I am a grade 8 student and i am aware that $ \frac{1}{x}+\frac{1}{y}+\frac{1}{z}=0$ is proved by setting all values $= k$.
See the question number 24 in my assignment.

1:

Answer 1

Actually you have because of misprint mistake in your question.

$2^x = 3^y = 6^{-z} = k $

$ 2 = k^{\frac{1}{x}}$

$ 3 = k^{\frac{1}{y}}$

$ 6 = k^{\frac{1}{-z}}$

As we know,

2.3 = 6

$k^{\frac{1}{x}} \cdot k^{\frac{1}{y}} = k^{\frac{1}{-z}}$

$k^{\frac{1}{x} + \frac{1}{y}} = k^{\frac{1}{-z}}$

On comparing powers we have,

$\frac{1}{x} + \frac{1}{y} = \frac{1}{-z}$

$\frac{1}{x} + \frac{1}{y} + \frac{1}{z} = 0$

To prove $\frac{1}{x} + \frac{1}{y} - \frac{1}{z} = 0$

We should have expression $2^x = 3^y = 6^z$

Answer 2

Take $$2^x =3^y =6^{-z} =\alpha $$ $$\Rightarrow x=\log_2 \alpha =\frac {\log \alpha}{\log 2}; y =\frac {\log \alpha}{\log 3}; -z=\frac {\log \alpha}{\log 6} $$

Can you take it from here?

Answer 3

set $$2^x=t,3^y=t,6^{-z}=t$$ then we have $$\ln(6)=-\frac{\ln(t)}{z}$$ and $z \ne 0$ thus we get $$\ln(2)+\ln(3)=-\frac{\ln(t)}{z}$$ now plugging the given Terms in this equation $$\frac{\ln(t)}{x}+\frac{\ln(t)}{y}=-\frac{\ln(t)}{z}$$ can you proceed?

Answer 4

So $2^x=3^y=6^w$ (where $w=\pm z$ may be confused by a typo).
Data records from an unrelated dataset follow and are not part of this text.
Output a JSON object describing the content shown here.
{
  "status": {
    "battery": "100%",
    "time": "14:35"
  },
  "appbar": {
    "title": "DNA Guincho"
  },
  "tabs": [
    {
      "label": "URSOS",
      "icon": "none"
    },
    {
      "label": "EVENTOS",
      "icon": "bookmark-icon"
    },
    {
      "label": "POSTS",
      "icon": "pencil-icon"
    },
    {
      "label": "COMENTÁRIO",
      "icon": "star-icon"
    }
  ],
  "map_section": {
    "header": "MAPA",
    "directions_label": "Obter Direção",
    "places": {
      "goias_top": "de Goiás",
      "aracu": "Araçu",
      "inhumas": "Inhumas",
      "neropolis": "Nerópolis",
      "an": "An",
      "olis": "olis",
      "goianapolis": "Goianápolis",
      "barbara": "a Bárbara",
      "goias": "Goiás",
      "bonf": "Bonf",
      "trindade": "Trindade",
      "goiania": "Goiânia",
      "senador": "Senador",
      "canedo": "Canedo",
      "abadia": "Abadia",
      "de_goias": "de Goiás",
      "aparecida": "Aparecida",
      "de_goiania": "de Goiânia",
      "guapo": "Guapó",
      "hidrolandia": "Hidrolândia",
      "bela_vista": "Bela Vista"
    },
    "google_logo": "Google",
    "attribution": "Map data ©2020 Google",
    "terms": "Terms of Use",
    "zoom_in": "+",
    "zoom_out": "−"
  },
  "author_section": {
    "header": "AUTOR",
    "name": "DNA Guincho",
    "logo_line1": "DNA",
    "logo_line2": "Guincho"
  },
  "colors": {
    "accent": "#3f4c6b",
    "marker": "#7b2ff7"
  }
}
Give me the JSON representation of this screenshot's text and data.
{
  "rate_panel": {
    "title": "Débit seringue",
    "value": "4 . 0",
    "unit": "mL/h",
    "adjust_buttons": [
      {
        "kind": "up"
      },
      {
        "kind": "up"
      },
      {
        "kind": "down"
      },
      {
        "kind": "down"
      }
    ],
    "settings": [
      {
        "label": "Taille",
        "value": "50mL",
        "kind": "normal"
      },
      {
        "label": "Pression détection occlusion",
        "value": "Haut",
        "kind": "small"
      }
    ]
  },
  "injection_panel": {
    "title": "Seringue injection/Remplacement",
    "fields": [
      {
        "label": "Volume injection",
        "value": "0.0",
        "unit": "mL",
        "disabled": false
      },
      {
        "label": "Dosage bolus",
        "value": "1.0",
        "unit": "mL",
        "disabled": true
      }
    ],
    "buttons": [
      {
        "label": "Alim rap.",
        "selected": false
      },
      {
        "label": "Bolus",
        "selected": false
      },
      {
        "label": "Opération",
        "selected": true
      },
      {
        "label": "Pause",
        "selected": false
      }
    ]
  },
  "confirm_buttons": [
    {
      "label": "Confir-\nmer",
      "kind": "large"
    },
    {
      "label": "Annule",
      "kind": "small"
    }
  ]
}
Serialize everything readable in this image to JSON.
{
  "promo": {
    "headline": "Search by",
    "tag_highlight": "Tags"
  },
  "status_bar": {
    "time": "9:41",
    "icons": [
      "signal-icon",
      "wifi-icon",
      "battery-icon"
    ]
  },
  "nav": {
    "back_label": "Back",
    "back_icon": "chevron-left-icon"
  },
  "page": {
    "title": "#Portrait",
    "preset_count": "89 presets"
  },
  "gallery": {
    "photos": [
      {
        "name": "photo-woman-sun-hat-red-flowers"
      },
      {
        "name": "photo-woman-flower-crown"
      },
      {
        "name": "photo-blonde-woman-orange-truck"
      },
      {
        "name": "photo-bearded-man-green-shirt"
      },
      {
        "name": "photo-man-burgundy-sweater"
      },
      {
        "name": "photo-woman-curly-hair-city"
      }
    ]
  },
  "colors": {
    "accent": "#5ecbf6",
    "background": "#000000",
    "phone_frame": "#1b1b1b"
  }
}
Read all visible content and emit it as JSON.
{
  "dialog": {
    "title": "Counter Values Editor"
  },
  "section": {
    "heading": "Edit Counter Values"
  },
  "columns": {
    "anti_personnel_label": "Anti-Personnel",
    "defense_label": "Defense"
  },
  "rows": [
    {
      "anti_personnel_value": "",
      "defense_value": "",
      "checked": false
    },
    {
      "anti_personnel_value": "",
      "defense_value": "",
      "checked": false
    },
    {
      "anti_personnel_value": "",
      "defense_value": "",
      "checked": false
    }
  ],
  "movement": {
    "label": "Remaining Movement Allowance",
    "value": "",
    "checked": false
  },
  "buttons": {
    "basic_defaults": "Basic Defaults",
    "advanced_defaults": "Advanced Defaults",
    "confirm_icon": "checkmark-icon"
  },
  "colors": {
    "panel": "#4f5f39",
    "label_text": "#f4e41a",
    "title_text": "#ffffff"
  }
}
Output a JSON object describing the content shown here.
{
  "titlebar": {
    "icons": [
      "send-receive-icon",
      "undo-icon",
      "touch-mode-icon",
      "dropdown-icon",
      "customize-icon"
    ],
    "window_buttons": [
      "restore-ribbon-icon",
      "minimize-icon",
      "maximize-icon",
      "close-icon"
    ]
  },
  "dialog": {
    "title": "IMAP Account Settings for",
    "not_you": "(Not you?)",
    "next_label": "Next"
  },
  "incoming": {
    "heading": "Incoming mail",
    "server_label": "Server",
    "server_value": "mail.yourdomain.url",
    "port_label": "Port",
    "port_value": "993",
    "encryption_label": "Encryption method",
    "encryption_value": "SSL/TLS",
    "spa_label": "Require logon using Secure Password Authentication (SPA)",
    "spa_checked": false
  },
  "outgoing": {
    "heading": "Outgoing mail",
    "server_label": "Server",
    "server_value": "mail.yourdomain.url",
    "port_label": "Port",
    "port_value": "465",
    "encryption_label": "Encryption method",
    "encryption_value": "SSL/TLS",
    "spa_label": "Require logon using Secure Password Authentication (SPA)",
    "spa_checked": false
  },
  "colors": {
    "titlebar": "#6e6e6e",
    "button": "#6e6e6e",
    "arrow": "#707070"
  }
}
We can sort this without logs etc. So this is to show a method rather than resolve typos.

Then we have $2^{x-w}=3^w$. Raise this to the power $y$ to obtain $2^{y(x-w)}=3^{wy}$. Now substitute $3^y=2^x$ so that $2^{y(x-w)}=2^{wx}$.

We can equate exponents to give $yx-yw=wx$ and divide by $wxy\neq 0$ to get $\frac 1w-\frac 1x=\frac 1y$ or$$\frac 1x+\frac 1y-\frac 1w=0$$

Note that if $wxy=0$ then the sum is undefined, but the original equation is satisfied by $w=x=y=0$, so this should have been excluded as a possibility.